Respondo que há 10, 12 ou 20 anos, conforme o dia.
— E, além de escrever, você exerce alguma outra atividade?
— Exerço. Minha principal atividade, aliás, não é escrever, é dar entrevistas.
— Ha-ha, você é sempre bem-humorado assim?
— Eu não estou de bom humor.
— Ha-ha-ha, imagine se estivesse. Esta é ótima, acho que vou abrir a entrevista com ela. "Ele faz piada o tempo todo e garante que está de mau humor."
— Eu não estou fazendo piada. Eu estou de mau humor.
— Tudo bem, vou fingir que acredito. Quantos anos você tem, se incomoda em dizer?
— Me incomodo porque não tenho mais 39, mas digo. Tenho 59.
— 59? Eu pensava que era bem mais do que isso.
— Eu também penso, mas são 59 mesmo. De vez em quando eu dou uma olhada na carteira de identidade, para me certificar.
— Ha-ha-ha, ho-ho-ho! Genial, essa, você é mesmo um... um pândego.
— Eu não sou um pândego.
— Melhorou minha abertura: "Ele faz piada o tempo todo, mas diz que não é um pândego." Bem, mas vamos ao que interessa, é uma entrevista curta.
— O Senhor seja louvado.
— Ha-ha, esta foi boa também, mas vamos mesmo logo ao que interessa. Você ainda fuma?
— Não, isto aqui fumegando em minha mão é um pirulito.
— Ha-ha-ha-ha! Ho-ho-ho-ho! Um pirulito! Mas você disse que tinha deixado de fumar, não disse?
— Disse, mas voltei.
— E voltou por quê?
— Por estupidez.
— Ho-ho-ho-ho! Assim eu não vou conseguir terminar a entrevista. Um acadêmico, um imortal das letras, se dizendo estúpido!
— Sem comentários.
— Sem comentários o quê?
— Nada, é que eu sempre quis dizer isso numa entrevista, acho chique.
— Ha-ha-ha-ha-ha, você vai me matar de rir.
— Infelizmente não.
— Ho-ho-ho-ho! Ha-ha-ha-ha! Infelizmente não, não é?
— É, porque de riso você não vai morrer mesmo e não creio que conseguisse estrangulá-la com facilidade, acabava tendo um enfarte.

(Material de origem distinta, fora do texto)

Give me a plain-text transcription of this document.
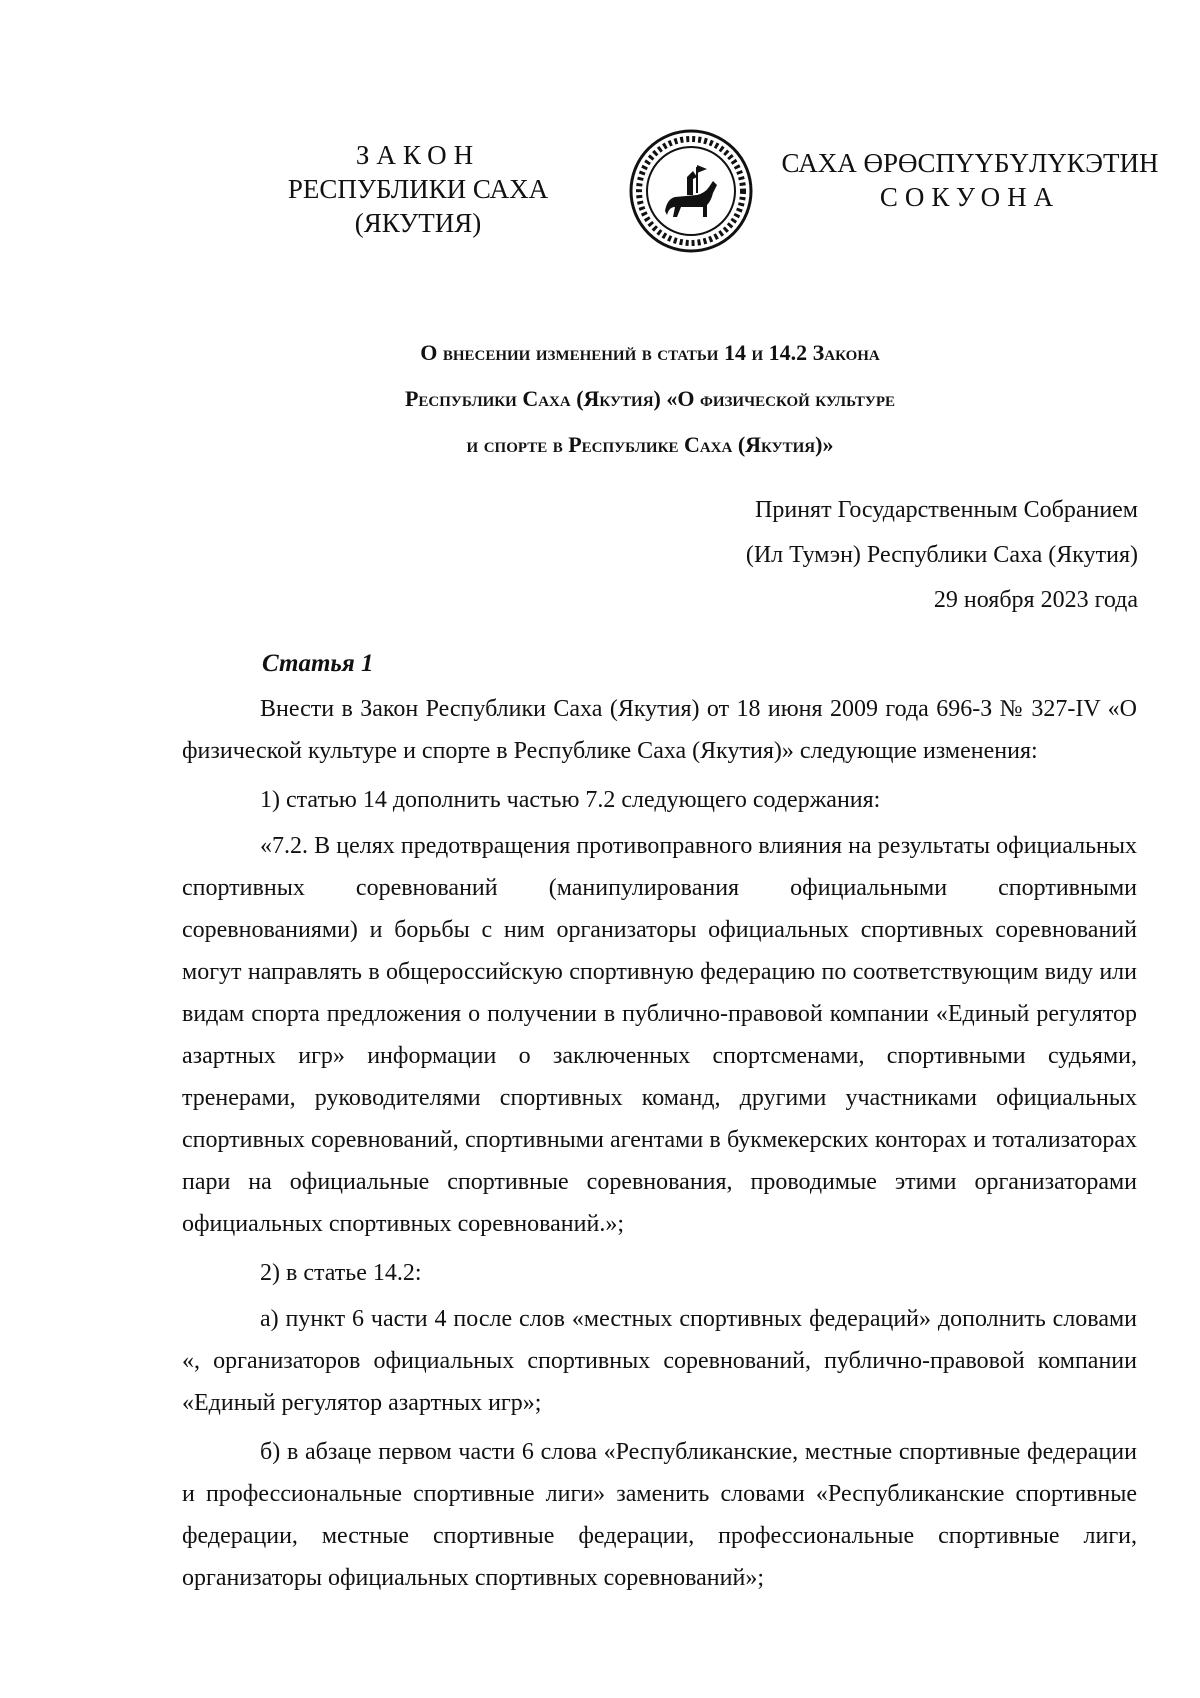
ЗАКОН
РЕСПУБЛИКИ САХА (ЯКУТИЯ)
САХА ӨРӨСПҮҮБҮЛҮКЭТИН
СОКУОНА
О внесении изменений в статьи 14 и 14.2 Закона
Республики Саха (Якутия) «О физической культуре
и спорте в Республике Саха (Якутия)»
Принят Государственным Собранием
(Ил Тумэн) Республики Саха (Якутия)
29 ноября 2023 года
Статья 1

Внести в Закон Республики Саха (Якутия) от 18 июня 2009 года 696-З № 327-IV «О физической культуре и спорте в Республике Саха (Якутия)» следующие изменения:

1) статью 14 дополнить частью 7.2 следующего содержания:

«7.2. В целях предотвращения противоправного влияния на результаты официальных спортивных соревнований (манипулирования официальными спортивными соревнованиями) и борьбы с ним организаторы официальных спортивных соревнований могут направлять в общероссийскую спортивную федерацию по соответствующим виду или видам спорта предложения о получении в публично-правовой компании «Единый регулятор азартных игр» информации о заключенных спортсменами, спортивными судьями, тренерами, руководителями спортивных команд, другими участниками официальных спортивных соревнований, спортивными агентами в букмекерских конторах и тотализаторах пари на официальные спортивные соревнования, проводимые этими организаторами официальных спортивных соревнований.»;

2) в статье 14.2:

а) пункт 6 части 4 после слов «местных спортивных федераций» дополнить словами «, организаторов официальных спортивных соревнований, публично-правовой компании «Единый регулятор азартных игр»;

б) в абзаце первом части 6 слова «Республиканские, местные спортивные федерации и профессиональные спортивные лиги» заменить словами «Республиканские спортивные федерации, местные спортивные федерации, профессиональные спортивные лиги, организаторы официальных спортивных соревнований»;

— Você sofre do coração, não é?
— Mais ou menos. Tenho fibrilação atrial.
— Tem o quê?
— Deixa pra lá. Não, não tenho nada no coração.
— Bem isso não estava na pauta mesmo. Você parou de beber, não parou?
— Não.
— Mas você disse que parou de beber.
— Parei de beber como bebia antes. Hoje só bebo ocasionalmente.

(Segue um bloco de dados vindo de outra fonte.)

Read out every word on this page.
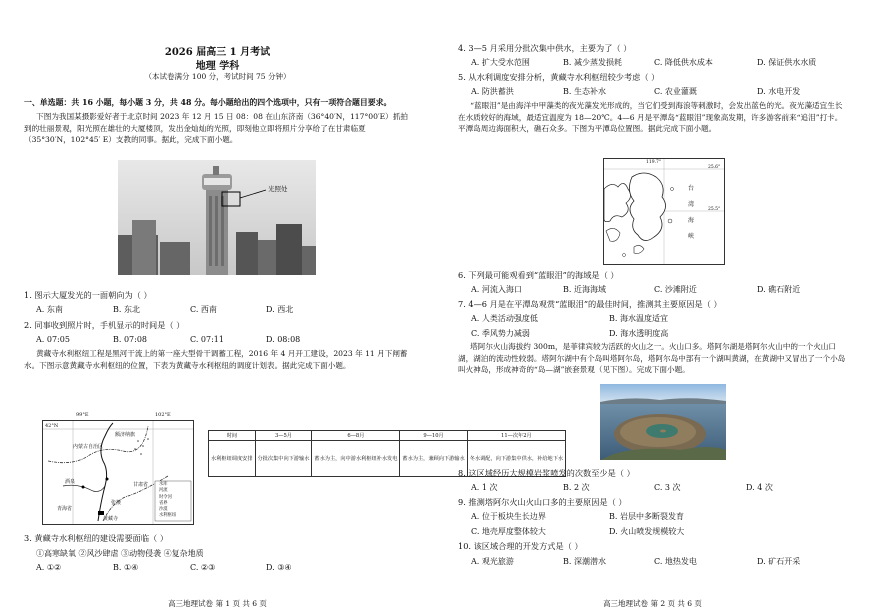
2026 届高三 1 月考试
地理 学科
（本试卷满分 100 分，考试时间 75 分钟）
一、单选题：共 16 小题，每小题 3 分，共 48 分。每小题给出的四个选项中，只有一项符合题目要求。
下图为我国某摄影爱好者于北京时间 2023 年 12 月 15 日 08：08 在山东济南（36°40′N，117°00′E）抓拍到的壮丽景观，阳光照在雄壮的大厦楼顶，发出金灿灿的光照，即刻他立即将照片分享给了在甘肃临夏（35°30′N，102°45′ E）支教的同事。据此，完成下面小题。
光照处
1. 图示大厦发光的一面朝向为（ ）
A. 东南	B. 东北	C. 西南	D. 西北
2. 同事收到照片时，手机显示的时间是（ ）
A. 07:05	B. 07:08	C. 07:11	D. 08:08
黄藏寺水利枢纽工程是黑河干流上的第一座大型骨干调蓄工程，2016 年 4 月开工建设，2023 年 11 月下闸蓄水。下图示意黄藏寺水利枢纽的位置，下表为黄藏寺水利枢纽的调度计划表。据此完成下面小题。
99°E	102°E
42°N
内蒙古自治区
甘肃省
青海省
额济纳旗
张掖
酒泉
黄藏寺
水库
河流
时令河
省界
沙漠
水利枢纽
时间	3—5月	6—8月	9—10月	11—次年2月
水利枢纽调度安排	分批次集中向下游输水	蓄水为主，向中游水利枢纽补水发电	蓄水为主，兼顾向下游输水	冬水调配，向下游集中供水，补给地下水
3. 黄藏寺水利枢纽的建设需要面临（ ）
①高寒缺氧 ②风沙肆虐 ③动物侵袭 ④复杂地质
A. ①②	B. ①④	C. ②③	D. ③④
高三地理试卷 第 1 页 共 6 页
4. 3—5 月采用分批次集中供水，主要为了（ ）
A. 扩大受水范围	B. 减少蒸发损耗	C. 降低供水成本	D. 保证供水水质
5. 从水利调度安排分析，黄藏寺水利枢纽较少考虑（ ）
A. 防洪蓄洪	B. 生态补水	C. 农业灌溉	D. 水电开发
“蓝眼泪”是由海洋中甲藻类的夜光藻发光形成的，当它们受到海浪等刺激时，会发出蓝色的光。夜光藻适宜生长在水质较好的海域，最适宜温度为 18—20℃。4—6 月是平潭岛“蓝眼泪”现象高发期，许多游客前来“追泪”打卡。平潭岛周边海面积大，礁石众多。下图为平潭岛位置图。据此完成下面小题。
119.7°
25.6°
25.5°
台湾海峡
6. 下列最可能观看到“蓝眼泪”的海域是（ ）
A. 河流入海口	B. 近海海域	C. 沙滩附近	D. 礁石附近
7. 4—6 月是在平潭岛观赏“蓝眼泪”的最佳时间，推测其主要原因是（ ）
A. 人类活动强度低	B. 海水温度适宜
C. 季风势力减弱	D. 海水透明度高
塔阿尔火山海拔约 300m，是菲律宾较为活跃的火山之一。火山口多。塔阿尔湖是塔阿尔火山中的一个火山口湖，湖泊的流动性较弱。塔阿尔湖中有个岛叫塔阿尔岛，塔阿尔岛中部有一个湖叫黄湖，在黄湖中又冒出了一个小岛叫火神岛，形成神奇的“岛—湖”嵌套景观（见下图）。完成下面小题。
8. 这区域经历大规模岩浆喷发的次数至少是（ ）
A. 1 次	B. 2 次	C. 3 次	D. 4 次
9. 推测塔阿尔火山火山口多的主要原因是（ ）
A. 位于板块生长边界	B. 岩层中多断裂发育
C. 地壳厚度整体较大	D. 火山喷发规模较大
10. 该区域合理的开发方式是（ ）
A. 观光旅游	B. 深潮潜水	C. 地热发电	D. 矿石开采
高三地理试卷 第 2 页 共 6 页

— Isso é um furo. Todo mundo acha que você parou de beber.
— Não sei por quê. Eu não fico escondido atrás da cortina quando bebo.
— Houve alguma vez em que você ficou atrás da cortina para beber?
— Não, só pendurado na sacada do edifício, é mais garantido.
— Ha-ha-ha-ha! Não brinque, é mesmo?
— É, é.
— Alguma palavra para os alcoólatras do Brasil?
— Nem para os alcoólatras nem para ninguém.
— Mas nada, nada mesmo?
— Talvez "evitem uísque paraguaio".
— Ho-ho-ho-ho! Esta terminou sendo a entrevista mais engraçada que eu já fiz, por causa do seu bom humor.
— Eu não estou de bom humor.
— Ha-ha-ha-ha! Eu... Chega, não agüento mais!
— Que bom, porque eu também não.
— A entrevista ficou ótima. E bem informativa, nossos leitores vão saber tudo o que têm de curiosidade sobre você.
— Tenho certeza. Me procure no próximo mês, que vou ter ainda mais novidades. Sem minhas opiniões, este país está perdido.
— Ha-ha-ha-ha! Ho-ho-ho-ho!
Esta crônica foi publicada pelo jornal O Estado de S. Paulo em 29/10/2000.